The London-based Amnesty International rights group called for the defendants to be quickly released and said the verdicts were "outrageous."
"Today's court decision is another blow to justice and it shows once more that the Bahraini authorities are not on the path of reform but seem rather driven by vindictiveness," Amnesty International Middle East and North Africa Deputy Director Hassiba Hadj Sahraoui said.
"Bahrain cannot get a free pass at the UN Human Rights Council and we urge states to tell the Bahraini authorities that today's verdict crosses a red line and that they can no longer be considered credible partners," Sahraoui added.
The head of the main opposition group, Al Wefaq group, said the verdicts represent "political persecution, fake justice and a black day for Bahrain."
"Unjust rulings increase people's persistence to continue their revolution till the end," Sheikh Ali Salman said.
The United States also said it was "deeply troubled" by the move.

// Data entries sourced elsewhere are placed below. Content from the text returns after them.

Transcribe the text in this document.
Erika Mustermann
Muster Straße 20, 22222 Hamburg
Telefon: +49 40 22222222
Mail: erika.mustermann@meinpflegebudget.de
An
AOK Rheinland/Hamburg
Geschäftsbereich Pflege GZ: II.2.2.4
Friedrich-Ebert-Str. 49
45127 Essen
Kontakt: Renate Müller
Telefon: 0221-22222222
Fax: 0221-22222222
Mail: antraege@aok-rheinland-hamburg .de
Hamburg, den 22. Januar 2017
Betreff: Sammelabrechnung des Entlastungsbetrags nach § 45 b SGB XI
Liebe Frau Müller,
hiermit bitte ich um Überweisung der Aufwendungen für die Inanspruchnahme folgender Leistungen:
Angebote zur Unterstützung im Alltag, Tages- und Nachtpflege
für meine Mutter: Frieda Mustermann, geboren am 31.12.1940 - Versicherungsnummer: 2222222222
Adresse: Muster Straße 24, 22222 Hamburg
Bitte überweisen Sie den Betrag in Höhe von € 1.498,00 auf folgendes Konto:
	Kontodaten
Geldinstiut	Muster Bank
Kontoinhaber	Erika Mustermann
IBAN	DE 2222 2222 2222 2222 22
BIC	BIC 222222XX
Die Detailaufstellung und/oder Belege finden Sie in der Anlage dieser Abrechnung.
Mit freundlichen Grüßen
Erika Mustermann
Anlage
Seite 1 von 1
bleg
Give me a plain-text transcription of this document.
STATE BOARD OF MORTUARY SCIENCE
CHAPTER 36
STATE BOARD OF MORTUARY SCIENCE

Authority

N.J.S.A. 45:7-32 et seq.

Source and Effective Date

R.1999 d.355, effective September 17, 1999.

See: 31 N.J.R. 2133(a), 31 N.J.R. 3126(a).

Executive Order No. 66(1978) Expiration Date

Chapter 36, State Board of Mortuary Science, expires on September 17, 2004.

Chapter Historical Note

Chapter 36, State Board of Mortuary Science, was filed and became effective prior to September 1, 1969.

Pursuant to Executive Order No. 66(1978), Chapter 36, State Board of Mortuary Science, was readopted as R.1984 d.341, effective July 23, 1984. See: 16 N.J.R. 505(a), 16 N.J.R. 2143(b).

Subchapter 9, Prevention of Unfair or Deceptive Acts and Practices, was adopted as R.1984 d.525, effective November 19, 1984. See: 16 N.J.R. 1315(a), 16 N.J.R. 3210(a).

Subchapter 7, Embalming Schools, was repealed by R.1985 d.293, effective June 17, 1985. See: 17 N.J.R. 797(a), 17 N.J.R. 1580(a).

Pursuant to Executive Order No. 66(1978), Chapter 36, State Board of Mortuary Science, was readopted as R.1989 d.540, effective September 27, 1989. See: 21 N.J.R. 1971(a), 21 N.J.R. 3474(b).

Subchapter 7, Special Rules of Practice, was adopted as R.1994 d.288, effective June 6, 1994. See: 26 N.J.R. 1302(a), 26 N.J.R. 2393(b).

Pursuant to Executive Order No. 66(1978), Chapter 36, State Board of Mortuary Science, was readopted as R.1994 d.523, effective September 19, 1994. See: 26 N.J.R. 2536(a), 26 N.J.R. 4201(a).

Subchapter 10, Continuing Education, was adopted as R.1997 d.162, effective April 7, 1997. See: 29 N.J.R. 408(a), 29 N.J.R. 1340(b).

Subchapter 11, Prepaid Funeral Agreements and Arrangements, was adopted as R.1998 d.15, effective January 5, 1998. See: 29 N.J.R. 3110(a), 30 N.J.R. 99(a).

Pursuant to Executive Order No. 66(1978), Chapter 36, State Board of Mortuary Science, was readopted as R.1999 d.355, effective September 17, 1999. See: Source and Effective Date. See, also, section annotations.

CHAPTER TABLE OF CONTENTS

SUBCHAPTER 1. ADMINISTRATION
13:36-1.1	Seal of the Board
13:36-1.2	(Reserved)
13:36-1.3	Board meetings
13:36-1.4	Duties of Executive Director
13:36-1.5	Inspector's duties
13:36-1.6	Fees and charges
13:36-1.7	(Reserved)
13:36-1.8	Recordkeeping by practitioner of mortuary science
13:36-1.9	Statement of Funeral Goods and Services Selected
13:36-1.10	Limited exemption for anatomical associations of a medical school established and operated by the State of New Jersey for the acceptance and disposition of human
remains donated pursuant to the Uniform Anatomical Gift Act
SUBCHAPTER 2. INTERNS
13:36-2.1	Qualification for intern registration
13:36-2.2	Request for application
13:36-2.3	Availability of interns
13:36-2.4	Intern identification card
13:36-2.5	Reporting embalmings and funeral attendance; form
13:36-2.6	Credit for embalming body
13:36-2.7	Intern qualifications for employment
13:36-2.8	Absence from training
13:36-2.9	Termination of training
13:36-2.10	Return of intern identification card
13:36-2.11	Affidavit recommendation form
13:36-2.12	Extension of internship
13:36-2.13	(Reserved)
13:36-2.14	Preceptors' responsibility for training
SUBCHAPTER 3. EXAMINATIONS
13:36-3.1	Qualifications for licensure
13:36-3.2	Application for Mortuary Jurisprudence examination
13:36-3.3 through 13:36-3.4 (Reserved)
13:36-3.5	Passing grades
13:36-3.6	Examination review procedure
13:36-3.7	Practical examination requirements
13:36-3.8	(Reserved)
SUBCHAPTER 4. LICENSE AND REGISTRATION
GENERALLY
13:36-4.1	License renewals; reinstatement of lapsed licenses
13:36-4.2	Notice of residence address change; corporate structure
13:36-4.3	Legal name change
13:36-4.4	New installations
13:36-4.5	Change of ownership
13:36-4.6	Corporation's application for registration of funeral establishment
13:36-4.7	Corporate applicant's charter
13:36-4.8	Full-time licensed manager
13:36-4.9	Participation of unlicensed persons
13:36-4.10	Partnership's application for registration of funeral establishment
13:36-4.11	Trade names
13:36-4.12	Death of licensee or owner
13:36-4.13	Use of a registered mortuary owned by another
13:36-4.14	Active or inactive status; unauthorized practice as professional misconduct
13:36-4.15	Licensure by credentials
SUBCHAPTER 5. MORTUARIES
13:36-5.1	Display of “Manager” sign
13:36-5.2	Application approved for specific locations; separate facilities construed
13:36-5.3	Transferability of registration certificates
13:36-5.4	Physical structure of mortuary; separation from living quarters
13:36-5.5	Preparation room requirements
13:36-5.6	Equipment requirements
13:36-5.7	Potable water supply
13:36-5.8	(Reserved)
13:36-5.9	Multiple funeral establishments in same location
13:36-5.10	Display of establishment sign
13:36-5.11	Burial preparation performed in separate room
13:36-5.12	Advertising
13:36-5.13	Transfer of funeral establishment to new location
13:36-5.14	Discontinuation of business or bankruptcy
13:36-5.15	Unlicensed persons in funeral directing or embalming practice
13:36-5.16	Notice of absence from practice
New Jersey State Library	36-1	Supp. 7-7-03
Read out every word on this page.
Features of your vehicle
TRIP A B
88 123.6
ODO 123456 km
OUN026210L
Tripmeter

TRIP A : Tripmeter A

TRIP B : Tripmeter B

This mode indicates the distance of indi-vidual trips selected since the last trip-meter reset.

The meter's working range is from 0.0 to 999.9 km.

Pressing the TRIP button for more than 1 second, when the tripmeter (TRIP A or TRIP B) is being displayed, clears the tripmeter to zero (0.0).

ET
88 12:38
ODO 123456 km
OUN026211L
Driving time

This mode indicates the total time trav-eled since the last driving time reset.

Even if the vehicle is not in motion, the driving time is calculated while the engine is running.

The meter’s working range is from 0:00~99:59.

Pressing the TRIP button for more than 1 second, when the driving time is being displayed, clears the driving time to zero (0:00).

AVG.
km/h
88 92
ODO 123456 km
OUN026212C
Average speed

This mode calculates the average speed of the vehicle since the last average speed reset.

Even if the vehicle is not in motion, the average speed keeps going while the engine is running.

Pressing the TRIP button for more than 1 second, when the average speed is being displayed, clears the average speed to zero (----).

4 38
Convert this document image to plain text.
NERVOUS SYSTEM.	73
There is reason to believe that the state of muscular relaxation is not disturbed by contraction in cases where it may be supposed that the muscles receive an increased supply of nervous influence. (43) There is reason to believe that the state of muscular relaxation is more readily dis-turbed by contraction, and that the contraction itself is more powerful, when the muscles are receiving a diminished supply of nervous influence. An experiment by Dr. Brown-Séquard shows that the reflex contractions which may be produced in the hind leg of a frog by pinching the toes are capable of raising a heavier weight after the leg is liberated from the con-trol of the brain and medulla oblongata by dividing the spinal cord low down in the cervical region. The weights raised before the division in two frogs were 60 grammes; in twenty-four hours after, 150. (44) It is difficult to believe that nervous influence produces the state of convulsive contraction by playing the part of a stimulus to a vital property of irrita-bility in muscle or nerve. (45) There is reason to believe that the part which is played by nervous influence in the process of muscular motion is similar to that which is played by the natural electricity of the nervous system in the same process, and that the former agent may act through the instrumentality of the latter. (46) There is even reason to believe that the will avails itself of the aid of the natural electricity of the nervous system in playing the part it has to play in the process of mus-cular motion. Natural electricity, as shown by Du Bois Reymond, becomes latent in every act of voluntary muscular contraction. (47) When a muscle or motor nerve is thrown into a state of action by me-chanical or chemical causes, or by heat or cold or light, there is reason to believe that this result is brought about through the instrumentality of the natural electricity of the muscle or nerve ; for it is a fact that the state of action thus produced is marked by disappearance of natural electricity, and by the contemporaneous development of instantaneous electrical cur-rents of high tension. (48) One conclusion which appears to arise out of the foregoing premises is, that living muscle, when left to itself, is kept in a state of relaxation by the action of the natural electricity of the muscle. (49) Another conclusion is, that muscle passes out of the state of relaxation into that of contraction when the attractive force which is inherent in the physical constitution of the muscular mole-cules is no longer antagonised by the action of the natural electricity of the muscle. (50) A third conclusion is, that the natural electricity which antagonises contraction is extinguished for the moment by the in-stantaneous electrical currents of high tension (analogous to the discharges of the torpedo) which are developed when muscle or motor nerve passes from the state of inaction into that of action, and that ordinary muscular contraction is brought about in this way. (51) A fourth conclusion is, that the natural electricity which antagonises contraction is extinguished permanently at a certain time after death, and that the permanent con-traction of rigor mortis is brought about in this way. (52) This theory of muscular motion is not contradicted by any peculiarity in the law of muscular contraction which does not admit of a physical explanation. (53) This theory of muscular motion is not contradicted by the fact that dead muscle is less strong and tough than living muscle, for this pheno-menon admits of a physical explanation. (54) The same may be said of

"We urge the government of Bahrain to abide by its commitment to respect detainees' right to due process and to transparent judicial proceedings, including fair trials and access to attorneys," State Department spokesman Patrick Ventrell said. "It is important that verdicts are based on credible evidence and that judicial proceedings are conducted in full accordance with Bahraini law and Bahrain's international legal obligations."
Seven of the defendants were sentenced to life in prison. Among them was Abdulhadi al-Khawaja who holds Bahraini and Danish citizenship. In May he ended a 110-day prison hunger strike.
Denmark's foreign minister said Tuesday it was "disappointed" with the ruling, and said authorities plan to contact al-Khawaja and his family and offer consular assistance.
Denmark will "discuss further reactions with the very broad range of countries that in the spring supported Denmark in the demand for the release of al-Khawaja and the other human rights and democracy fighters in Bahrain," Foreign Minister Villy Sovndal said.
Al-Khawaja and his family had spent 12 years in exile before returning to the Gulf island in 1999 as Bahrain's then new ruler, Sheikh Hamad bin Isa al-Khalifa, vowed reforms as he rose to power and sought to quell the unrest of that began in the mid 1990s.
This is the second time Al-Khawaja is accused of attempting to overthrow the regime. He was detained in February 2007 but was released within hours after clashes broke out between his supporters and police.
Over the past nine months, his daughter Zainab has been arrested and released several times as she joined protests calling for reforms as well as the release of her father. She has been put on trial several times for "illegal gathering" and "insulting officials."
On Tuesday, her case was adjourned until September 10.
A commission appointed by the government had recommended a retrial in a civil court, saying it had found evidence of confessions obtained through torture and that the activists had not been allowed adequate access to their lawyers.
The activists however rejected the retrial and on Tuesday none were present in court.
The trial and verdict drew a wave of international criticism and raised tensions on the small strategic Gulf island that serves as home to a US naval command.
Human rights groups and Bahrain's Western allies have repeatedly called for the activists' release.
Protests in which Bahrain's Shiite majority have demanded political reform and greater freedoms began on February 14, 2011.
Opposition and human rights groups say at least 90 people have been killed and 2,000 arrested in a government crackdown on protesters.